El primer giroscopio práctico se remonta a 1852, cuando el físico francés Léon Foucault utilizó una rueca para demostrar la rotación de la Tierra. Al aislar la rueda de la influencia de la gravedad, Foucault demostró que cualquier cambio en el eje de la rueda era causado únicamente por el giro de la Tierra.
En el corazón de un giroscopio hay un disco o rotor pesado que gira rápidamente. Este rotor está montado sobre una serie de cardanes (aros sostenidos por rodamientos de bolas) que le permiten girar libremente en tres dimensiones. La combinación de masa, velocidad y soporte multieje proporciona al dispositivo un momento angular elevado, que contrarresta los pares externos.

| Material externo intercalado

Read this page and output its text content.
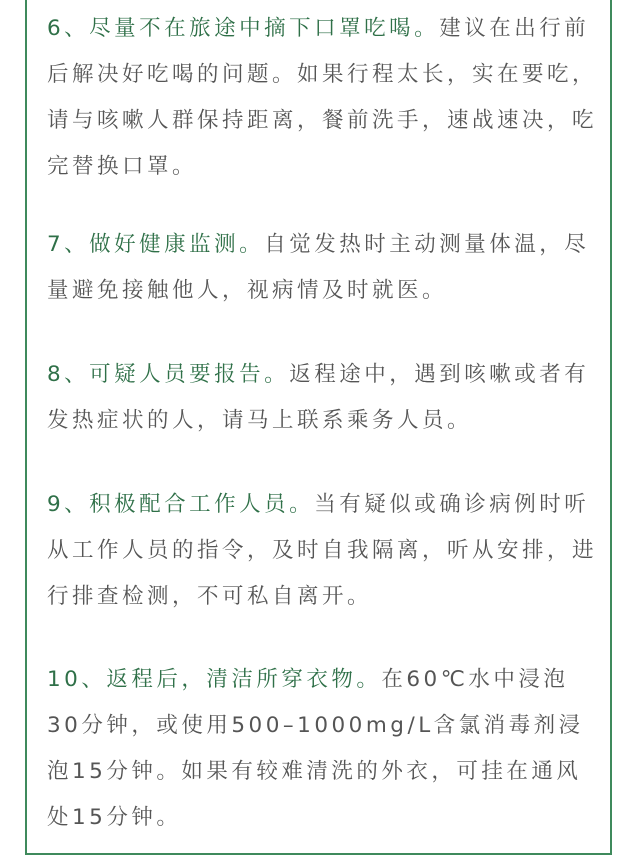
6、尽量不在旅途中摘下口罩吃喝。建议在出行前后解决好吃喝的问题。如果行程太长，实在要吃，请与咳嗽人群保持距离，餐前洗手，速战速决，吃完替换口罩。

7、做好健康监测。自觉发热时主动测量体温，尽量避免接触他人，视病情及时就医。

8、可疑人员要报告。返程途中，遇到咳嗽或者有发热症状的人，请马上联系乘务人员。

9、积极配合工作人员。当有疑似或确诊病例时听从工作人员的指令，及时自我隔离，听从安排，进行排查检测，不可私自离开。

10、返程后，清洁所穿衣物。在60℃水中浸泡30分钟，或使用500–1000mg/L含氯消毒剂浸泡15分钟。如果有较难清洗的外衣，可挂在通风处15分钟。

Cuando un par externo (como un giro repentino en un automóvil o un cambio en una nave espacial) intenta inclinar el rotor, los cardanes redistribuyen la fuerza para que el eje del rotor permanezca fijo en relación con el marco inercial. Este efecto "estabilizador" es esencial para mantener una orientación precisa en vehículos en movimiento.
Una de las aplicaciones más famosas es el Telescopio Espacial Hubble, que utiliza seis giroscopios de alta velocidad que giran a 19.200 rpm (320 rev/s). Estos instrumentos dependen de cojinetes de gas para lograr una rotación casi sin fricción, lo que permite al Hubble fijar estrellas y mantener una línea de visión estable para misiones prolongadas.
Mientras que un giroscopio mide la aceleración angular, un acelerómetro captura la aceleración lineal y un magnetómetro detecta campos magnéticos. Juntos, estos sensores inerciales proporcionan datos de movimiento completos para sistemas de navegación, cascos de realidad virtual y aplicaciones para teléfonos inteligentes.
El momento angular (L =Iω) cuantifica la resistencia al cambio de un rotor. La inercia (I) no es una fuerza; es una propiedad de la masa y la geometría. Esta distinción es la razón por la que los giroscopios son apreciados por su estabilidad pasiva:no se necesita energía externa para mantener la orientación.
Desde guiar aviones durante el vuelo hasta estabilizar drones en condiciones de viento, los giroscopios son indispensables. También potencian la tecnología cotidiana:las cámaras de los teléfonos inteligentes estabilizan automáticamente los videos, los controladores de juegos rastrean el movimiento e incluso los giroscopios de juguete para niños se deleitan con su gracia giratoria.